Similarly with protobuf, I find that it usually optimizes for the wrong thing. To be clear, one of my other fundamental philosophies about engineering is that performance is king and that you should try to make things fast, but there are certainly diminishing returns, especially in codebases where humans interact frequently with the data. Protobufs make things fast at a cost, and that cost is typically clarity and human readability. Versioning also creates more friction. I've seen teams spend an inordinate amount of effort trying to ensure that both the producer and consumer are using the same versions.
This is not to say that protobufs are useless.
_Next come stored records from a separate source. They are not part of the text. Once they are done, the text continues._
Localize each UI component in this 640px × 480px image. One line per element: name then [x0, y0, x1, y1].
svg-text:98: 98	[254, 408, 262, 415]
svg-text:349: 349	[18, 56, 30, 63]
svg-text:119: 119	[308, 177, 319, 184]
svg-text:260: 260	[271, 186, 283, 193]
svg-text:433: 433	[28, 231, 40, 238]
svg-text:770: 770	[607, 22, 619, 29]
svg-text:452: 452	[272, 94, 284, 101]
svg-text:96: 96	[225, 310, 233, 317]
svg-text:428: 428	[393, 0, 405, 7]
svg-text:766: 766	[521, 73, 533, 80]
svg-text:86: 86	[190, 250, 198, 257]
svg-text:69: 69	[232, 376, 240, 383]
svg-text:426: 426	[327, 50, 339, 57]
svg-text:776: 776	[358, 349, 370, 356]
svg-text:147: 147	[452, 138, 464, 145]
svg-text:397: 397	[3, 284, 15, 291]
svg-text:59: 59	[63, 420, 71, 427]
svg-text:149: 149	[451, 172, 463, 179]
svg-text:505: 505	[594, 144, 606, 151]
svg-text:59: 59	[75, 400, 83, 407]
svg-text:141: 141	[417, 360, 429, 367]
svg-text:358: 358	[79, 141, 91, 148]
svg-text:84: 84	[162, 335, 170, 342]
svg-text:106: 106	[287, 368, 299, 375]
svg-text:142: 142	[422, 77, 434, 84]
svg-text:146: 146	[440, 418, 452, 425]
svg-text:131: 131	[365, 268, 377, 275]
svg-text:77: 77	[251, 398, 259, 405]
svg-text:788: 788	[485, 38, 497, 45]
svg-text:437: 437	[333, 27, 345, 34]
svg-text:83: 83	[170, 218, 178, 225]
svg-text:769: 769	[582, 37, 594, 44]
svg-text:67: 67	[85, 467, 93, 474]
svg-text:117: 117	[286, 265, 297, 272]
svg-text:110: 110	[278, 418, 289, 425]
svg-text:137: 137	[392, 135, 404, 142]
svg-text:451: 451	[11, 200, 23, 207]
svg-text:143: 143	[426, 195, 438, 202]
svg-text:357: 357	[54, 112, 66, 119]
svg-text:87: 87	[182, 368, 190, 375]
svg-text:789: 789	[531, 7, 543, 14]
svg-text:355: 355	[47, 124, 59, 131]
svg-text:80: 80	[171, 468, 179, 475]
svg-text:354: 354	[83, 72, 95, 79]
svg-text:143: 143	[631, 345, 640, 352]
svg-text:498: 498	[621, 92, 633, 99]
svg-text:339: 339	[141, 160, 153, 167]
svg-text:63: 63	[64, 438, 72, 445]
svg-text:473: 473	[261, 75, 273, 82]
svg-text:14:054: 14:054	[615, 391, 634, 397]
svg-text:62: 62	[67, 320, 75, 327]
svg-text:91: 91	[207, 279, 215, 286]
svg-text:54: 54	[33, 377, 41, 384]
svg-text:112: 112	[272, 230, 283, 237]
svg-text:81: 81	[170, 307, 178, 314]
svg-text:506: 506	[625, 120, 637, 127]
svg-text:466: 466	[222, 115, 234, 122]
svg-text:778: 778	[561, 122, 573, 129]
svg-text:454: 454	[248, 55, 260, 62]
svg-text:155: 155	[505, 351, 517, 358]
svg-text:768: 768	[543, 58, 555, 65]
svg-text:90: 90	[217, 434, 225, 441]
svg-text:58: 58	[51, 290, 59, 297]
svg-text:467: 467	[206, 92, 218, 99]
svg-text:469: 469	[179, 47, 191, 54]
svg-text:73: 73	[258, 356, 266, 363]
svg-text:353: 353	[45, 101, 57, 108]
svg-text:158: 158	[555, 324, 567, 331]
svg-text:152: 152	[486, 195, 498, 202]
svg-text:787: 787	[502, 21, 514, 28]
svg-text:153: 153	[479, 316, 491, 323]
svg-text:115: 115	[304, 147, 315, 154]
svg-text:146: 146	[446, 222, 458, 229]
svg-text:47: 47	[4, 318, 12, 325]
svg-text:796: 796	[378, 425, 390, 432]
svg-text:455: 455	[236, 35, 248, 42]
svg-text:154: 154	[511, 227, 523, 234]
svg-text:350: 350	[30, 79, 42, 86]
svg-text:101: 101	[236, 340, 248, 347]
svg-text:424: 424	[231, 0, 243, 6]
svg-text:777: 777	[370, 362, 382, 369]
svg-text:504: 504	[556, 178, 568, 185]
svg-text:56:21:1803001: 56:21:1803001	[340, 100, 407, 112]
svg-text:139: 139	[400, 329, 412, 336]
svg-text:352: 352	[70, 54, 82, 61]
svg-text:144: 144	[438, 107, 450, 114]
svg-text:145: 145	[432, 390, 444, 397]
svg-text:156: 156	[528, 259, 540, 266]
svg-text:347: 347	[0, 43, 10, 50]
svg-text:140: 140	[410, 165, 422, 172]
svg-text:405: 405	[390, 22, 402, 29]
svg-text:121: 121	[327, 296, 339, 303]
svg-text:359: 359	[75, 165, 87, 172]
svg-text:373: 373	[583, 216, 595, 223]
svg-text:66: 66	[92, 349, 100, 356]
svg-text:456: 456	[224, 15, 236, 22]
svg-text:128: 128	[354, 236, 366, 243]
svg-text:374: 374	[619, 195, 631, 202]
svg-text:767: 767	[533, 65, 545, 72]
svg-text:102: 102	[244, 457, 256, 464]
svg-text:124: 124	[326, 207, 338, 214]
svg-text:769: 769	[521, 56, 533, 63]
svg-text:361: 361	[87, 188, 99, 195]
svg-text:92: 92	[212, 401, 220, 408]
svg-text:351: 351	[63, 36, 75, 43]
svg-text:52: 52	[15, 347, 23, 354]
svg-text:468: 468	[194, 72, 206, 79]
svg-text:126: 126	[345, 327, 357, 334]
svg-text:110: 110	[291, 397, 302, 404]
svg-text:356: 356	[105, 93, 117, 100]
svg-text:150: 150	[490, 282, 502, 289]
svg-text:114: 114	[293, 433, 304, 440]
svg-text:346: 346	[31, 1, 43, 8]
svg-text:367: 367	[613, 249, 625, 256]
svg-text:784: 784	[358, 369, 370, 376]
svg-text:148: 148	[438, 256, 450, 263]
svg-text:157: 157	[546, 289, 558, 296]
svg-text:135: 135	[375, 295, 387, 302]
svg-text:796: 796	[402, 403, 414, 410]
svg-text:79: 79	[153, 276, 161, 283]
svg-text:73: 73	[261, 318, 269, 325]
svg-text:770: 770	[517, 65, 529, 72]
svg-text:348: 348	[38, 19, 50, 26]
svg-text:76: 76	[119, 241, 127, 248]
It's great for enforcing API contracts at the code level, and it provides those speed improvements OP mentions. There are certain high-throughput use-cases where this complexity and relative opaqueness is not only an acceptable trade off, but the right one to make. But I've found that it's not particularly common, and people reaching for protobufs are often optimizing for the wrong things. Again, clarity over cleverness and simplicity over complexity.
I know one of the arguments is "it's better for situations where you control both sides," but if you're in any kind of team with more than a couple of engineers, this stops being true. Even if your internal API is controlled by "us," that "us" can sometimes span 100+ engineers, and you might as well consider it a public API.
I'm not a protobuf hater, I just think that the vast majority of engineers would go through their careers without ever touching protobufs, never miss it, never need it, and never find themselves where eking out that extra performance is truly worth the hassle.